Foi por meio da psicologia que aprendi que tudo isso não foram privilégios, embora minha realidade inicial quisesse acreditar, mas garantia de direitos que aos meus antepassados foram negados. E entre as políticas não institucionais, mas que foram fundamentais, são as pessoas que me deram suporte, seja nas palavras de incentivo, no interesse genuíno em perguntar sobre a minha jornada, ou com a ajuda de um café, ovos caipiras, goma, farinha, que com carinho eu transportava.
Em Petrolina tive a honra de encontrar muitas pessoas também importantes e fonte de apoio, amigos que fiz e nova família. Ingressei como educadora voluntária no Cursinho Popular Paulo Freire, entre as muitas atividades extracurriculares que me envolvi. Eu precisava “espalhar” a educação como transformadora de vidas.
Aos 23 de julho de 2024 aconteceu a Solenidade Oficial de Colação de Grau, em que pude contar com a presença de familiares, amigos, professores, educandos. Tive a imensa honra de receber a Láurea Acadêmica da turma XXIX de Psicologia, em nome de todos aqueles que lutaram por este sonho comigo.
Passava um filme das dificuldades, da mudança de cidade, do desconhecido, da saudade de casa, dos desafios durante a pandemia e eu estava ali, uma cadeira e um documento com meu nome. Embora seja míope, de cima do palco vi uma cena linda de muita gente chorando, comemorando e me aplaudindo de pé. Lá faltava muita gente, alguns in memoriam, mas todos estavam comigo em meu coração e em minha mente.
Por meio do estágio da Gerência Regional de Educação do Médio São Francisco conheci o contexto que se tornou meu primeiro emprego formal, como psicóloga educacional da Secretaria da Educação de Afrânio-PE, cidade muito acolhedora, terra do doce de leite.
A cada dia a saudade de casa se amplia e o desejo de voltar para perto dos meus vínculos familiares é enorme, mas como sempre me impulsionaram a correr atrás de meus, sigo a minha jornada.
Neste ano, no meu aniversário, comemoramos minha matrícula no Programa de Mestrado em Psicologia da Universidade Federal do Vale do São Francisco. Recordei-me de quando descobri que mestrado existia, do quão parecia distante, mas também os quilômetros percorridos entre Campos Sales-CE e Petrolina-PE, mediados pelo transporte em Crato-CE (pela ausência de acesso) pareciam muito distantes.

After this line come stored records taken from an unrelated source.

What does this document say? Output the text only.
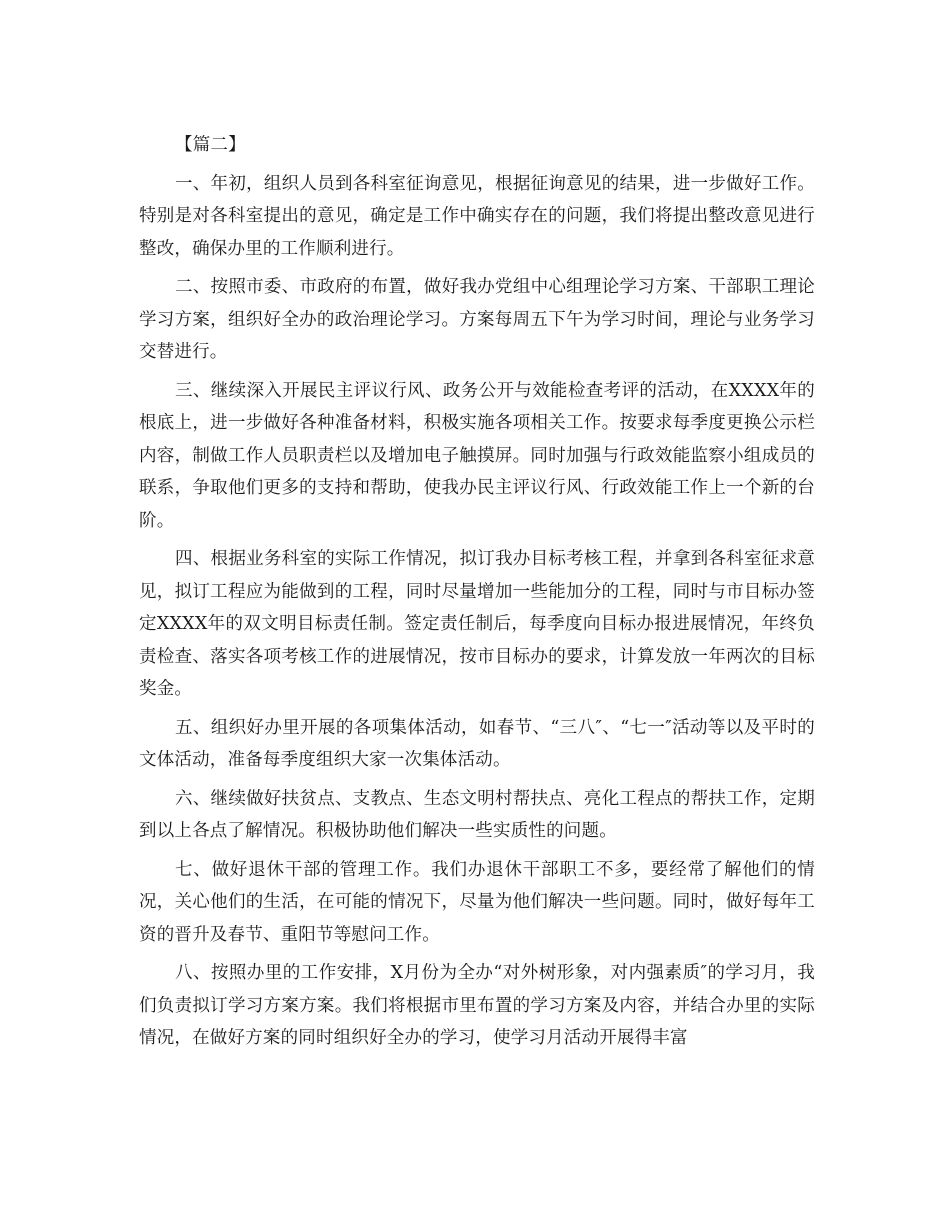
【篇二】

一、年初，组织人员到各科室征询意见，根据征询意见的结果，进一步做好工作。特别是对各科室提出的意见，确定是工作中确实存在的问题，我们将提出整改意见进行整改，确保办里的工作顺利进行。

二、按照市委、市政府的布置，做好我办党组中心组理论学习方案、干部职工理论学习方案，组织好全办的政治理论学习。方案每周五下午为学习时间，理论与业务学习交替进行。

三、继续深入开展民主评议行风、政务公开与效能检查考评的活动，在XXXX年的根底上，进一步做好各种准备材料，积极实施各项相关工作。按要求每季度更换公示栏内容，制做工作人员职责栏以及增加电子触摸屏。同时加强与行政效能监察小组成员的联系，争取他们更多的支持和帮助，使我办民主评议行风、行政效能工作上一个新的台阶。

四、根据业务科室的实际工作情况，拟订我办目标考核工程，并拿到各科室征求意见，拟订工程应为能做到的工程，同时尽量增加一些能加分的工程，同时与市目标办签定XXXX年的双文明目标责任制。签定责任制后，每季度向目标办报进展情况，年终负责检查、落实各项考核工作的进展情况，按市目标办的要求，计算发放一年两次的目标奖金。

五、组织好办里开展的各项集体活动，如春节、“三八″、“七一″活动等以及平时的文体活动，准备每季度组织大家一次集体活动。

六、继续做好扶贫点、支教点、生态文明村帮扶点、亮化工程点的帮扶工作，定期到以上各点了解情况。积极协助他们解决一些实质性的问题。

七、做好退休干部的管理工作。我们办退休干部职工不多，要经常了解他们的情况，关心他们的生活，在可能的情况下，尽量为他们解决一些问题。同时，做好每年工资的晋升及春节、重阳节等慰问工作。

八、按照办里的工作安排，X月份为全办“对外树形象，对内强素质″的学习月，我们负责拟订学习方案方案。我们将根据市里布置的学习方案及内容，并结合办里的实际情况，在做好方案的同时组织好全办的学习，使学习月活动开展得丰富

Com visão crítica, aprendi a não romantizar as dificuldades como se costuma fazer, principalmente quando se refere a grupos específicos. Eu não tive privilégios, apenas acessei meus direitos e conquistei um sonho. Mas continuo a sonhar muito alto, com o mesmo brilho nos olhos da infância, que mais distâncias, geográficas ou não, sejam reduzidas.
E vivi a experiência da educação me transformar como pessoa e como cidadã. As distâncias, as “impossibilidades” podem ser vencidas com determinação, mas também com muitas mãos e suporte. Fica o meu desejo que o nosso interior cearense se desenvolva no mesmo ritmo.
Ressalto meus
agradecimentos a todas as pessoas que contribuíram comigo, familiares, amigos,
professores, demais profissionais da educação e educandos.